Environnement Flash

« L’effondrement climatique a commencé », alerte le chef de l’ONU

« L’effondrement climatique a commencé », a déploré mercredi le chef de l’ONU dans un communiqué en réaction à l’annonce du record mondial de températures pendant l’été dans l’hémisphère nord. Juillet et août ont été les mois les plus chauds jamais enregistrés, a annoncé mercredi l’Observatoire européen Copernicus.

« Notre planète vient d’endurer une saison bouillonnante – l’été le plus chaud jamais enregistré », a dit le Secrétaire général de l’ONU, António Guterres. Il s’agit du mois d’août le plus chaud jamais enregistré – et de loin – et du deuxième mois le plus chaud jamais enregistré après juillet 2023, selon l’ensemble de données ERA 5 du Copernicus Climate Change Service (C3S). Selon l’agence européenne, le mois d’août dans son ensemble aurait été plus chaud d’environ 1,5°C que la moyenne préindustrielle de 1850-1900.

Le précédent record de mars 2016 dépassé

L’été (juin-juillet-août) a connu les températures mondiales moyennes les plus élevées jamais mesurées, a détaillé l’Observatoire européen Copernicus, pour qui 2023 sera probablement l’année la plus chaude de l’histoire.

L’hémisphère sud, où nombre de records de chaleurs ont été battus en plein hiver austral, n’a pas été épargné. « La saison juin-juillet-août 2023 », qui correspond à l’été dans l’hémisphère nord, où vit la grande majorité de la population mondiale, « a été de loin la plus chaude jamais enregistrée dans le monde, avec une température moyenne mondiale de 16,77°C », a annoncé Copernicus.

Dans son ensemble, le mois d’août a connu la moyenne mensuelle des températures de surface de la mer la plus élevée jamais enregistrée, tous mois confondus, avec 20,98°C. Les températures ont dépassé le précédent record (mars 2016) chaque jour du mois d’août.

Plus largement, l’année en cours (de janvier à août) est la deuxième plus chaude jamais enregistrée après 2016, année marquée par un puissant épisode El Niño. « Les scientifiques ont depuis longtemps mis en garde contre les conséquences de notre dépendance aux combustibles fossiles », a réagi le chef de l’ONU.

L’étendue de la glace de mer dans l’Antarctique à un niveau bas record

« Notre climat implose plus vite que nous ne pouvons y faire face, avec des phénomènes météorologiques extrêmes qui frappent tous les coins de la planète », a ajouté M. Guterres.

Par ailleurs, l’étendue de la glace de mer dans l’Antarctique est restée à un niveau bas record pour cette période de l’année, avec une valeur mensuelle inférieure de 12% à la moyenne. Ce qui constitue de loin l’anomalie négative la plus importante pour le mois d’août depuis le début des observations par satellite à la fin des années 1970.

L’étendue de la glace de mer dans l’Arctique était inférieure de 10% à la moyenne, mais bien supérieure au minimum record d’août 2012.
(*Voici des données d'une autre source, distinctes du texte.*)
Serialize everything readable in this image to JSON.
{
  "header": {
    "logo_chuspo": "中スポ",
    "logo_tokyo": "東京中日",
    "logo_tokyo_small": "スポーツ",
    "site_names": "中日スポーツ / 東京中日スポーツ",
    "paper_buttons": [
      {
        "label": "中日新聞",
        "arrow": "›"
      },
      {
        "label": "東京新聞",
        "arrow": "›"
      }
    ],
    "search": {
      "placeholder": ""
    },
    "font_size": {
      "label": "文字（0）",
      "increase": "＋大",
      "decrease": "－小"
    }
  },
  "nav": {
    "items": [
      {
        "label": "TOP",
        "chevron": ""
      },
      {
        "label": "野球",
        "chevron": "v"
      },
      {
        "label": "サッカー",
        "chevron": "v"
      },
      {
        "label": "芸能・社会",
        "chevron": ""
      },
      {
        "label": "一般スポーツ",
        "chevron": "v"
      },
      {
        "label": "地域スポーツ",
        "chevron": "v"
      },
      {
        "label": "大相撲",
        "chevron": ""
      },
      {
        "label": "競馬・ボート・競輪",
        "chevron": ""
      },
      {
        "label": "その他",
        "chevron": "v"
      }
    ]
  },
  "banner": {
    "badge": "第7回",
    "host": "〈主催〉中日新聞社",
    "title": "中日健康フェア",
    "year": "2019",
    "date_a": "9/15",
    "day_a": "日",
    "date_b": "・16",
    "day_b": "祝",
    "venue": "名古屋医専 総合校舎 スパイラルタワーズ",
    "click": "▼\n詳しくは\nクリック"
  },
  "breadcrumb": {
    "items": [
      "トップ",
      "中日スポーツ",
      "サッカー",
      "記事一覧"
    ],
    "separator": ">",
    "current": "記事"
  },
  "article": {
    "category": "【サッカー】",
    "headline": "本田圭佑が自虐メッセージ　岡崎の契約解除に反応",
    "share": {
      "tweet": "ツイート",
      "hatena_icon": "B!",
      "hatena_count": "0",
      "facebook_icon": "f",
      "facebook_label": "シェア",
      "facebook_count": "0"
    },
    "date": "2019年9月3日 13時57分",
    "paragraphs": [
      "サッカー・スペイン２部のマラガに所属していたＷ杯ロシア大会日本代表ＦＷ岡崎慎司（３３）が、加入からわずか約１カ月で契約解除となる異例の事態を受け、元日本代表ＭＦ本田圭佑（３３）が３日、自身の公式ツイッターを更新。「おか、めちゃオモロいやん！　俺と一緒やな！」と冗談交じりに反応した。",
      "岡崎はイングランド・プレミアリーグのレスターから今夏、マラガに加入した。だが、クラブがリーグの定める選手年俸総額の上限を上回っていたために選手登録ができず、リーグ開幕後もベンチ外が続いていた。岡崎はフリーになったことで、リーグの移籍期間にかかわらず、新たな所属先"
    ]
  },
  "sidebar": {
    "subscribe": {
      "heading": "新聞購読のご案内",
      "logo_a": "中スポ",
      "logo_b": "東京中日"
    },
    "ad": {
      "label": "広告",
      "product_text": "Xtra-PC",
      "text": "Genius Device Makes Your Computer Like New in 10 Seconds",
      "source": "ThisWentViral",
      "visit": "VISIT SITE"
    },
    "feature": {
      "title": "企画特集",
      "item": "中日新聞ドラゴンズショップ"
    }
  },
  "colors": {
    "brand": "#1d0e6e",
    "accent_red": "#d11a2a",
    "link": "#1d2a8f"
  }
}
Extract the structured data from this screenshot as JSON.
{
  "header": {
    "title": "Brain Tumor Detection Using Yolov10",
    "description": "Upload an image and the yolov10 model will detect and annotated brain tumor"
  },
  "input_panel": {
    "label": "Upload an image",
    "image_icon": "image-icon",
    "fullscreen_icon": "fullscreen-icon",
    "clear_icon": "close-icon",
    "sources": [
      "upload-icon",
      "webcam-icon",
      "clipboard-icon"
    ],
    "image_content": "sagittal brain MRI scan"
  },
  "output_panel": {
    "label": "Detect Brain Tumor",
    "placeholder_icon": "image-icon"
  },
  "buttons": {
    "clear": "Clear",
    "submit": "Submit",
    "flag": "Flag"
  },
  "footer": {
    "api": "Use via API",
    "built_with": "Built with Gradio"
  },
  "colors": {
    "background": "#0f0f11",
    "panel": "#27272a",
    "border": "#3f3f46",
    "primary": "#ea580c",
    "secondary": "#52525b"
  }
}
D’une manière générale et malgré trois années successives de La Niña, phénomène inverse d’El Niño qui a en partie masqué le réchauffement, les années 2015-2022 ont déjà été les plus chaudes jamais mesurées. Dans ces conditions, le Secrétaire général estime que la hausse des températures exige un sursaut d’action.

Pas un instant à perdre pour éviter le pire du chaos climatique

Selon M. Guterres, les dirigeants doivent maintenant faire monter la pression pour trouver des solutions au problème du climat. « Nous pouvons encore éviter le pire du chaos climatique – et nous n’avons pas un instant à perdre », a-t-il conclu.

Par ailleurs, un rapport publié en mai par l’Organisation météorologique mondiale (OMM) et le Met Office du Royaume-Uni, a montré qu’il y a 98% de chances qu’au moins l’une des cinq prochaines années soit la plus chaude jamais enregistrée et 66% de chances que la température dépasse temporairement de 1,5 °C la moyenne de 1850-1900 pendant au moins l’une de ces cinq années.

« L’hémisphère nord vient de connaître un été extrême, avec des vagues de chaleur répétées qui ont alimenté des incendies de forêt dévastateurs, porté atteinte à la santé, perturbé la vie quotidienne et causé des dommages durables à l’environnement », a averti dans un communiqué, Petteri Taalas, Secrétaire général de l’OMM.

« Dans l’hémisphère sud, l’étendue de la glace de mer de l’Antarctique a été littéralement hors normes et la température de surface de la mer a une fois de plus atteint un nouveau record. Il convient de noter que cela se produit avant que l’impact du phénomène El Niño sur le réchauffement ne se fasse pleinement sentir, ce qui se produit généralement au cours de la deuxième année suivant son apparition », a-t-il insisté.